NS: Can you talk us through breathing techniques that we can take time out to do during the day?

PT: This can be done very simply. Take a seat in a chair, bringing the spinal column forward so you’re not slouching or leaning into the chair back. Plant the feet firmly on the floor and relax the shoulders. Pull the chin slightly down and back, so it is directly in line with the rest of the spine. You can close your eyes, or, if you prefer, keep the eyes open and the gaze soft, lowered about 45 degrees in front of you. Turn inward and bring your focus to the breath. Slowly inhale for a count of 4. Hold for two counts, and then breath out for a count of 6. Repeat this 5-10 times, or as long as you like to feel the calming benefits.

NS: What other daily elements can you incorporate into a routine to continue the harmony released from meditation/breathing i.e. drinks / oils / nutrition?

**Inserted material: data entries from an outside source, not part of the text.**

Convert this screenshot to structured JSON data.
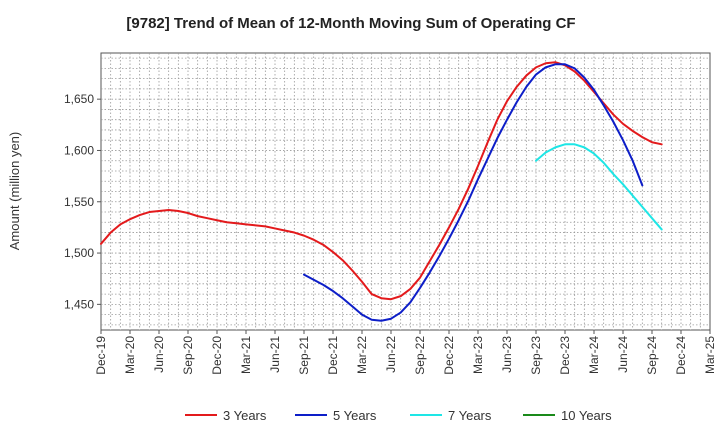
{
  "chart_data": {
    "type": "line",
    "title": "[9782]  Trend of Mean of 12-Month Moving Sum of Operating CF",
    "xlabel": "",
    "ylabel": "Amount (million yen)",
    "ylim": [
      1425,
      1695
    ],
    "yticks": [
      1450,
      1500,
      1550,
      1600,
      1650
    ],
    "ytick_labels": [
      "1,450",
      "1,500",
      "1,550",
      "1,600",
      "1,650"
    ],
    "x_start": "Dec-19",
    "x_months_total": 63,
    "xtick_labels": [
      "Dec-19",
      "Mar-20",
      "Jun-20",
      "Sep-20",
      "Dec-20",
      "Mar-21",
      "Jun-21",
      "Sep-21",
      "Dec-21",
      "Mar-22",
      "Jun-22",
      "Sep-22",
      "Dec-22",
      "Mar-23",
      "Jun-23",
      "Sep-23",
      "Dec-23",
      "Mar-24",
      "Jun-24",
      "Sep-24",
      "Dec-24",
      "Mar-25"
    ],
    "grid": true,
    "legend_position": "bottom",
    "series": [
      {
        "name": "3 Years",
        "color": "#e31a1c",
        "start_index": 0,
        "values": [
          1509,
          1520,
          1528,
          1533,
          1537,
          1540,
          1541,
          1542,
          1541,
          1539,
          1536,
          1534,
          1532,
          1530,
          1529,
          1528,
          1527,
          1526,
          1524,
          1522,
          1520,
          1517,
          1513,
          1508,
          1501,
          1493,
          1483,
          1472,
          1460,
          1456,
          1455,
          1458,
          1465,
          1476,
          1492,
          1508,
          1525,
          1543,
          1563,
          1585,
          1608,
          1630,
          1648,
          1662,
          1673,
          1681,
          1685,
          1686,
          1683,
          1677,
          1668,
          1657,
          1646,
          1635,
          1626,
          1619,
          1613,
          1608,
          1606
        ]
      },
      {
        "name": "5 Years",
        "color": "#0d1ec8",
        "start_index": 21,
        "values": [
          1479,
          1474,
          1469,
          1463,
          1456,
          1448,
          1440,
          1435,
          1434,
          1436,
          1442,
          1452,
          1466,
          1481,
          1497,
          1514,
          1532,
          1551,
          1572,
          1592,
          1612,
          1630,
          1647,
          1662,
          1674,
          1681,
          1684,
          1684,
          1680,
          1671,
          1659,
          1644,
          1628,
          1610,
          1590,
          1566
        ]
      },
      {
        "name": "7 Years",
        "color": "#1ee6e6",
        "start_index": 45,
        "values": [
          1590,
          1598,
          1603,
          1606,
          1606,
          1603,
          1597,
          1588,
          1577,
          1567,
          1556,
          1545,
          1534,
          1523
        ]
      },
      {
        "name": "10 Years",
        "color": "#1a8a1a",
        "start_index": 0,
        "values": []
      }
    ]
  }
}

PT: Great question, as nutrition is an extremely important complement to these practices. A healthy body is a healthy mind, and vice-versa. Drinking plenty of water is key to vibrant and well-functioning cells. Healthy oils like olive enhances brain functions and keep plaques and other toxins out of the body. Tea helps with meditation, coffee inhibits it. Generally, a plant-based diet is an important complement to meditation, whereas diets heavy in animal products and fats, and other processed foods, work counter to spiritual practices. Fluoride is said to inhibit the pineal gland, which is our “third eye” access point to spiritual elevation. This is found in our water, and most toothpaste, so consider getting a filter for your tap that removes fluoride and buying toothpaste that is fluoride-free.

NS: What do your mornings look like?

PT: I begin every morning by brushing my teeth, and then drinking two tall glasses of water. Then, before checking my phone or ingesting any other content or information, I sit down to meditate for around 30 minutes.

NS: What have you discovered about yourself and your practise during isolation?

PT: I’ve discovered just how much practicing mindfulness and other forms of meditation and breath work have come to serve me in this time. Not only am I much better able to flow with the experience from one moment to the next with fluidity and adaptability (rather than panic, fear or anxiety), I am consistently inspired to share wisdom around what I’ve learned for others to benefit from. This is resilience in action, also the consciousness-expansion (engendering compassion and service) that comes with practice.

NS: Are there any apps and classes that you would recommend?

PT: I love the Insight Timer meditation app. It has all sorts of styles, including mindfulness, my particular area of expertise. It also has varying timed meditations, so you can choose what you have bandwidth for in any given moment. For classes, the best way to learn is with a teacher or guide who can lead you through practices and answer your questions. I am currently taking clients online, and am happy to hear from the CB readers with requests for guidance.